BR-163 – Uma rodovia para dois novos estados

Terra vazia é área a ser conquistada. Em nome desse princípio os militares de 1964 rasgaram o cerrado e a floresta pra interligarem o centro geodésico da América do Sul à foz do Tapajós no Amazonas, no auge do bordão Integrar pra não entregar. Assim, o Brasil ganhou o trecho da BR-163 que no Pará é chamado de Santarém-Cuiabá, e em Mato Grosso, de Cuiabá-Santarém. Testemunha de sua execução e nunca distante de sua realidade, sinto-me verdadeiro vencedor ao ver o presidente Jair Bolsonaro entregar sua pavimentação ao tráfego. Rota de integração nacional, a BR-163 também foi fator decisivo para a colonização do Nortão. Obra que deveria obrigatoriamente ser aplaudida por todos essa grande rodovia longitudinal sofreu e sofre boicotes tanto no plano nacional quanto internacional.

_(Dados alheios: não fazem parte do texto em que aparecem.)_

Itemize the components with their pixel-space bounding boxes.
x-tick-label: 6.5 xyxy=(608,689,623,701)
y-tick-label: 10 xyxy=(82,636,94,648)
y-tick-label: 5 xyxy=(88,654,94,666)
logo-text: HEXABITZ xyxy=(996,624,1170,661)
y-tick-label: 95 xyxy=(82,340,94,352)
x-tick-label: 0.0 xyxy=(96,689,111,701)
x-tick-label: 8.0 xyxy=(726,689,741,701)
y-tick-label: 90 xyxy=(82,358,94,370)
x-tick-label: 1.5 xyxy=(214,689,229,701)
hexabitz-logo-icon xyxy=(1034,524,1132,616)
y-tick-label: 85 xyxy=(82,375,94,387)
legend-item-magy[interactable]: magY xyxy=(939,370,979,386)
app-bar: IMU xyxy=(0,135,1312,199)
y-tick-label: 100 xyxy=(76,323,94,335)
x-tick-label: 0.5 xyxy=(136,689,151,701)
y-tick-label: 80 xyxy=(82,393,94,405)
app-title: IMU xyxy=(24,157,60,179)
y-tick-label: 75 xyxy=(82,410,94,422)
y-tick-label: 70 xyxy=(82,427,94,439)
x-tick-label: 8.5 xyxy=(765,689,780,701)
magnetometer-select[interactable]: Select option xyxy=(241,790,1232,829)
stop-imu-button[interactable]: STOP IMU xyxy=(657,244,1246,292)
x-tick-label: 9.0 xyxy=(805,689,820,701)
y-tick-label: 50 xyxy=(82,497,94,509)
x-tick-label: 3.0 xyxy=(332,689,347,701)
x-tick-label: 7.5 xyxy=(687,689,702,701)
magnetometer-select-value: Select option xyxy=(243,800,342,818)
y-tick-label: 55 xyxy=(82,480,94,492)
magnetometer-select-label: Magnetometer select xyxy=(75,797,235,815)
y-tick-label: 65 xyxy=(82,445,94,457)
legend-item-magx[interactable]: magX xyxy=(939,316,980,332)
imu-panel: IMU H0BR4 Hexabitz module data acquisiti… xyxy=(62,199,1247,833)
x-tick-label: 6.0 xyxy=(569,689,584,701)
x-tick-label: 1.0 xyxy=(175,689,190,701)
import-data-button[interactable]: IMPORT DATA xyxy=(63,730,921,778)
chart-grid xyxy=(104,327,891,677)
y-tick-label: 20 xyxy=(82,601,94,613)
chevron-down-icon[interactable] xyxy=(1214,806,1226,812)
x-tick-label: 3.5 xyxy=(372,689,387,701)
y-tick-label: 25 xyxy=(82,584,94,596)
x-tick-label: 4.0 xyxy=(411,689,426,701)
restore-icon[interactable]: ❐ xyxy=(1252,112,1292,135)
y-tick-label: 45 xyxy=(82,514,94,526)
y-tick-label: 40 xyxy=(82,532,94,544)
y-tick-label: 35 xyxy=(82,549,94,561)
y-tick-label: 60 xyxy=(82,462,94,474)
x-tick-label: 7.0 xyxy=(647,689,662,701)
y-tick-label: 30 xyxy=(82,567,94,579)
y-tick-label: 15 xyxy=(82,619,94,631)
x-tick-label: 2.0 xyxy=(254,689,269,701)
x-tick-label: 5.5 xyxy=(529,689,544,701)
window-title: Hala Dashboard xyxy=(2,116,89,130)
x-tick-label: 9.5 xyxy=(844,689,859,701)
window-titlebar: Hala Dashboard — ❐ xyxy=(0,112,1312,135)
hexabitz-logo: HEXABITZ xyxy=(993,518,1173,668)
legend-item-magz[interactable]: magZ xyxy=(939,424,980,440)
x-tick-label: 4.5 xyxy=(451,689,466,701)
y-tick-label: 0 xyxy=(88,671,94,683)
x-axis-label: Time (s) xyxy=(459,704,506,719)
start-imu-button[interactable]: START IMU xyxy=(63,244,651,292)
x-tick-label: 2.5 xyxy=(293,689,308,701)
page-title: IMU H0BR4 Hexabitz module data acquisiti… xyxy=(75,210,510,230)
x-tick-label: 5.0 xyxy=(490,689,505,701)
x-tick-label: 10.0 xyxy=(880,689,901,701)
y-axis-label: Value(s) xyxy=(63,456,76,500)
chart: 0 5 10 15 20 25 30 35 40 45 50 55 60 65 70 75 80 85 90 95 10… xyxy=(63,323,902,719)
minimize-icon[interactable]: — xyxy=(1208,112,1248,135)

Nós brasileiros somos povo fraco, oportunista e sem apelo nacionalista. Infelizmente somos assim. Mas, felizmente sempre tivemos líderes que nos proporcionaram tantas conquistas nesta descomunal pátria com mais de 8 milhões de quilômetros quadrados, que a ireverência quase coletiva entende que se resume ao Sul e Sudeste e em especial ao eixo Rio-São Paulo.
Foi graças ao líder e estadista José Vieira Couto de Magalhães que o Brasil vislumbrou a BR-163 ao Norte de Cuiabá. Couto Magalhaes, mineiro de Diamantina, governou Mato Grosso e fundou Várzea Grande para ser presídio militar quando da guerra do Brasil e aliados contra o Paraguai. Foi ele quem primeiro percebeu que Mato Grosso precisava de uma saída terrestre para escoar ouro e diamante para a Europa via Pará,

Juscelino Kubitschek, maior estadista brasileiro de todos os tempos, em 1957 anunciou o plano para criar uma cruz rodoviária na Amazônia ligando o Brasil de Leste a Oeste e de Norte ao Sul. Em suma JK sonhava com a construção da Transamazônica (BR-230) e a Cuiabá-Santarém (BR-163). Essa cruz mais tarde ganharia forma rodoviária no município paraense de Itaituba, onde as duas rodovias se cruzam.
Em 1964 os militares expurgaram o presidente Jango Goulart por suas ideais comunistas. Entre os líderes que governavam o Brasil havia preocupação com os vazios demográficos. A melhor forma de assegurar territorialidade é com a ocupação populacional. O vazio entre Cuiabá e Santarém precisava ser ocupado. Entrou em cena a construção da BR-163. A obra foi delegada ao Exército, que a executou por meio do 8º Batalhão de Engenharia e Construção (8º BEC), de Santarém, e do 9º BEC, de Cuiabá.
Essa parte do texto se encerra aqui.